Ma nouvelle vie à Lîdge

vendredi 21 novembre 2014

Georges Simenon : " La femme rousse "





Voilà un Maigret avant Maigret et, il faut bien le dire, assez déroutant. Notre bon commissaire y joue un rôle, certes, mais très effacé, caché même. Il se contente surtout de râler et d’engueuler son monde.

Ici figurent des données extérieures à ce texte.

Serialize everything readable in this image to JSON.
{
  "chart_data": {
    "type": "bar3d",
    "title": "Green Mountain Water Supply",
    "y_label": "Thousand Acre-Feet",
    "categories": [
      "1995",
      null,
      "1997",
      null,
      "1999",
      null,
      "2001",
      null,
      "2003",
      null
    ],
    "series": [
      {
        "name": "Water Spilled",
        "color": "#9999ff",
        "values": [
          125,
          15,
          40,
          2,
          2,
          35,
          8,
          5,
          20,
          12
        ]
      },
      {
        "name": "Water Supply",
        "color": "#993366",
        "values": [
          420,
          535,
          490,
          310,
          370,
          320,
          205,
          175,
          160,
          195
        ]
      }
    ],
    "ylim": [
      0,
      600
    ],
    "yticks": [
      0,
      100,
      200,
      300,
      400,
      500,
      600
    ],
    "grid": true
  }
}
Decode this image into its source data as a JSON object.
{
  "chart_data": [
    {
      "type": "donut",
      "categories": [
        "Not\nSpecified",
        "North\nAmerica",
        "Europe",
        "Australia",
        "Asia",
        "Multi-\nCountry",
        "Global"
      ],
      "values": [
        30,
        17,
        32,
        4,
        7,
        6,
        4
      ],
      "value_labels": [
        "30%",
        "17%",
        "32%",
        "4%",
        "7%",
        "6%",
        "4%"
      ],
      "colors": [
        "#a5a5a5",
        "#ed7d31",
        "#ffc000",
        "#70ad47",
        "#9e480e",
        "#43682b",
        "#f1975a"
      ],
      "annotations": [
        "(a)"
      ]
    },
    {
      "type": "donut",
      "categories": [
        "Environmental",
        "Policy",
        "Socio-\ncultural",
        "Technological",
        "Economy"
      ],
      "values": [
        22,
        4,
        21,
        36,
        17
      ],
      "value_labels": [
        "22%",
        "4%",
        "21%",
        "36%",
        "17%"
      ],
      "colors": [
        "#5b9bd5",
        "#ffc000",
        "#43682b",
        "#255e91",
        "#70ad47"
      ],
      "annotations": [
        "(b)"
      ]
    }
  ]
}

L’histoire est on ne peut plus romanticos : un bon père de famille à la retraite vole au secours de sa fille adorée qui a été enlevée par … son fiancé qu’on soupçonne d’être l’affreux criminel  « Jojo-le –tueur », rapport qu’il zigouille ses victimes de 11 coups de couteau, ni plus ni moins. Tout finira par s’arranger. Maigret fera même partie de la noce des deux tourtereaux ( cherchez l’erreur !).

Ce roman – à l’eau de rose – a été écrit en 1929. Il est agréable à lire (si vous n’avez rien de plus urgent sur le feu).


Extraits :


-   Maigret avait une cinquantaine d’années, peut-être un peu moins. Il était large d’épaules, épais de torse et de visage. Il respirait à la fois une certaine bonhomie et une assurance anormale. « - Commissaire Maigret ! laissa-t-il tomber gaiement comme il eût dit quelque chose de très drôle ».